红宝石日期差异整合

Question

我正在开展一个项目，我必须计算员工之前的总体经费。所以，让我们说一名员工工作

Company 1 - 11th Feb 2008 to 23rd Feb 2010
Company 2 - 14 May 2010 to 17 Oct 2014
Company 3 - 22 Dec 2014 to 14 Jan 2017

我希望能够对这三行的日期进行差异，这将使我在开始日期和结束日期中有所不同，然后将这三个日期加在一起以获得总工作天数。但我遇到的问题是我希望能够显示类似

的总体验

7年，3个月和14天。在时间差异的文字格式。

关于如何实现这一目标的任何想法。

由于

Answer 1

这是一个纯粹的Ruby答案。

<强>代码

require 'date'

R1 = /
     \s*-\s*   # match a hypen optionally surrounded by whitespace
     |         # or
     \s*to\s*  # match 'to' optionally surrounded by whitespace
     /x        # free-spacing regex definition mode

R2 = /st|nd|rd|th # match one of the four pairs of letters
     /x

def total_days(data)    
  data.lines.reduce(0) do |tot, str|
    start_date, end_date = str.
      chomp.
      split(R1).
      drop(1).
      map { |s| Date.strptime(s.sub(R2, ''), '%d %b %Y') }
    tot + (end_date - start_date).to_i
  end
end

示例

data =<<-_
Company 1 - 11th Feb 2008 to 23rd Feb 2010
Company 2 - 14 May 2010 to 17 Oct 2014
Company 3 - 22 Dec 2014 to 14 Jan 2017
_

total_days(data)
  #=> 3114

<强>解释

请参阅Date::strptime和（日期格式代码）DateTime#strftime。

步骤如下。

a = data.lines
  #=> ["Company 1 - 11th Feb 2008 to 23rd Feb 2010\n",
  #    "Company 2 - 14 May 2010 to 17 Oct 2014\n",
  #    "Company 3 - 22 Dec 2014 to 14 Jan 2017\n"] 

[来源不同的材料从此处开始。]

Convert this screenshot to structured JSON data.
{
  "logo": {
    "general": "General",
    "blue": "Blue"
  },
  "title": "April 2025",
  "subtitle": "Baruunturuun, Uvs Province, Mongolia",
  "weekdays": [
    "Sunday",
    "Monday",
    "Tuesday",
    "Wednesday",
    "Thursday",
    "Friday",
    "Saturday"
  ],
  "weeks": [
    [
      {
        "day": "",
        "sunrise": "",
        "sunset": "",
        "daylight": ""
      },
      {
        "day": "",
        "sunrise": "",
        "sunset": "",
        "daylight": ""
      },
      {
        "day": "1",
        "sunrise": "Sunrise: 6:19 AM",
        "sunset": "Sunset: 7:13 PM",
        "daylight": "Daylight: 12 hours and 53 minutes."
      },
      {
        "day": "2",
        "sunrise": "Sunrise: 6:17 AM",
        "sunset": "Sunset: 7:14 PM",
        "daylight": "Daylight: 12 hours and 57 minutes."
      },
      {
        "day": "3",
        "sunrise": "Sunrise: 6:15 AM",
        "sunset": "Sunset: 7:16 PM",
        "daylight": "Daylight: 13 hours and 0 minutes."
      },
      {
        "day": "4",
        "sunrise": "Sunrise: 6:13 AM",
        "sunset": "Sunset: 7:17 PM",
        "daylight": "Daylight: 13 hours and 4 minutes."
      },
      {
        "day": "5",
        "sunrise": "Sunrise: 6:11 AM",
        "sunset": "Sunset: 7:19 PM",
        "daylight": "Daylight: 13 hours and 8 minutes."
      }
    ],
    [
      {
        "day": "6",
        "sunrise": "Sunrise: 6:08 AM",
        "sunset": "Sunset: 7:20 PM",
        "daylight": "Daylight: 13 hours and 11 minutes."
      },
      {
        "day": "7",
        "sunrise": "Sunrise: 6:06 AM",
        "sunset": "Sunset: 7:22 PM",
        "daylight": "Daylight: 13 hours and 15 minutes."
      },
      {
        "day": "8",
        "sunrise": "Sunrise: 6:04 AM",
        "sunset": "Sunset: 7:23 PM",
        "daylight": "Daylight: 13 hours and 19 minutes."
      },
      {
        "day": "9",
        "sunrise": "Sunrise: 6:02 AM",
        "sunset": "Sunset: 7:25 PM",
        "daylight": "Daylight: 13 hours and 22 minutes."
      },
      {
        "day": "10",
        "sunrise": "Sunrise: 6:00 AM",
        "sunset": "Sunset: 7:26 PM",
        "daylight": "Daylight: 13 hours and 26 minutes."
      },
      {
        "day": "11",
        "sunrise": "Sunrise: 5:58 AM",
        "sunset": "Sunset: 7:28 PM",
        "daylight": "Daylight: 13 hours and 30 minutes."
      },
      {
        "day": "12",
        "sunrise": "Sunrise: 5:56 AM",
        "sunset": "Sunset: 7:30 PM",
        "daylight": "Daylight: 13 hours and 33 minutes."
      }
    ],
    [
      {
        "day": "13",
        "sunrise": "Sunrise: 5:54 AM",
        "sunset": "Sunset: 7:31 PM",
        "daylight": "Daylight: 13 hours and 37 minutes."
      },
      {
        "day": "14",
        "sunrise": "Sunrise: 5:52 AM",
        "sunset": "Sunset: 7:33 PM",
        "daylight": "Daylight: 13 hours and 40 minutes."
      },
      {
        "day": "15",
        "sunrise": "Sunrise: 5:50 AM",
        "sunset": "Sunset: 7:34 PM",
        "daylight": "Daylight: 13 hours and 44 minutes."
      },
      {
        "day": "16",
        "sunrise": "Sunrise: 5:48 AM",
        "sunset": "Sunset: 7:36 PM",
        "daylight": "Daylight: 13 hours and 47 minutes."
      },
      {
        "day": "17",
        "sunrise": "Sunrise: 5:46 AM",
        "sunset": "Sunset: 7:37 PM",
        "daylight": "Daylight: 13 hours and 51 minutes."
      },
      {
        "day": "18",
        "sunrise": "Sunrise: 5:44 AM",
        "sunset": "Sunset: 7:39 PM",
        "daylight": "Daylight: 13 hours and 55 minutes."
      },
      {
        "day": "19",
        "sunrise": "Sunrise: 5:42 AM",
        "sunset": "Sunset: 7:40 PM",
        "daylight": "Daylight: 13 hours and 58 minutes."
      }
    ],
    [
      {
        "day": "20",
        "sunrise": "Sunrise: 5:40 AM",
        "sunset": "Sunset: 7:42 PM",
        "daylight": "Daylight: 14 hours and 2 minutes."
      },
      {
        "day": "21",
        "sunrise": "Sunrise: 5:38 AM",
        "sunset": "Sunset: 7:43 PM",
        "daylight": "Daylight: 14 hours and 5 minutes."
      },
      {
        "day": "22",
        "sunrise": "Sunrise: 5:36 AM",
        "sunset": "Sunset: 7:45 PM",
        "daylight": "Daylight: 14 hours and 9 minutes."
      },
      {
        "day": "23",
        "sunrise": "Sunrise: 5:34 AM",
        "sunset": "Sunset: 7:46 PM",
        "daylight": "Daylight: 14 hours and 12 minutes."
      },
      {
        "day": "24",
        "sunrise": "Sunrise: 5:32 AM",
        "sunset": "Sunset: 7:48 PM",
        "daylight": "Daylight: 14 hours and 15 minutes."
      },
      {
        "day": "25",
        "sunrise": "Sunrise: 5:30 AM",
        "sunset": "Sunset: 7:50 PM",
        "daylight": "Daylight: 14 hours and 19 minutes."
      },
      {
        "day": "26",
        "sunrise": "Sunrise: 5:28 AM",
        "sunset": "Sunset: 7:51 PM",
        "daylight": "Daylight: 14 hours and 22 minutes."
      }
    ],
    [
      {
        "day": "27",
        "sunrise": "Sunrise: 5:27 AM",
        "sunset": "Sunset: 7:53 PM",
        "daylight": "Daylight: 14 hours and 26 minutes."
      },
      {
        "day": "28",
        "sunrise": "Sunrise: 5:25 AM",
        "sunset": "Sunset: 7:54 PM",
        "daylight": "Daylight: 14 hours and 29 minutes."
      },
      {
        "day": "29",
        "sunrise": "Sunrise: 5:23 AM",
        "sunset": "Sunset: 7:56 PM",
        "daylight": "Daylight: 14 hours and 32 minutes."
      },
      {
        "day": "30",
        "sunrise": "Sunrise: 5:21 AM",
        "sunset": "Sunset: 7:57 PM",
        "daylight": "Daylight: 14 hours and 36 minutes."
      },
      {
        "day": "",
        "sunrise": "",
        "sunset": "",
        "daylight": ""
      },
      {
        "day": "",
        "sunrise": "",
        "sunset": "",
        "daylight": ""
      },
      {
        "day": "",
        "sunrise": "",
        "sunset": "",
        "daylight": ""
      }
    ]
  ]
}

块变量tot设置为reduce的参数（0），生成a的第一个元素并传递给块，成为块变量str的值：

tot = 0
str = a.first
  #=> "Company 1 - 11th Feb 2008 to 23rd Feb 2010\n"

现在执行块计算

a = str.chomp
  #=> "Company 1 - 11th Feb 2008 to 23rd Feb 2010" 
b = a.split(R1)
  #=> ["Company 1", "11th Feb 2008", "23rd Feb 2010"] 
c = b.drop(1)
  #=> ["11th Feb 2008", "23rd Feb 2010"] 
d = c.map { |s| Date.strptime(s.sub(R2, ''), '%d %b %Y') }
  #=> [#<Date: 2008-02-11 ((2454508j,0s,0n),+0s,2299161j)>,
  #    #<Date: 2010-02-23 ((2455251j,0s,0n),+0s,2299161j)>]

在计算d时，传递给块的c的第一个元素是

s = c.first
  # => "11th Feb 2008"

并且该字符串的块计算是

g = s.sub(R2, '')
  #=> "11 Feb 2008" 
Date.strptime(g, '%d %b %Y')
  #=> #<Date: 2008-02-11 ((2454508j,0s,0n),+0s,2299161j)> 

继续，

start_date, end_date = d
  #=> [#<Date: 2008-02-11 ((2454508j,0s,0n),+0s,2299161j)>,
  #    #<Date: 2010-02-23 ((2455251j,0s,0n),+0s,2299161j)>] 
start_date 
  #=> #<Date: 2008-02-11 ((2454508j,0s,0n),+0s,2299161j)> 
end_date
  #=> #<Date: 2010-02-23 ((2455251j,0s,0n),+0s,2299161j)> 
e = end_date - start_date
  #=> (743/1) <rational> 
f = e.to_i
  #=> 743 
tot + 743
  #=> 743

f是该人在第一份工作中工作的天数。最后一个值是块变量tot的新值，即到目前为止处理的所有作业的累计工作天数。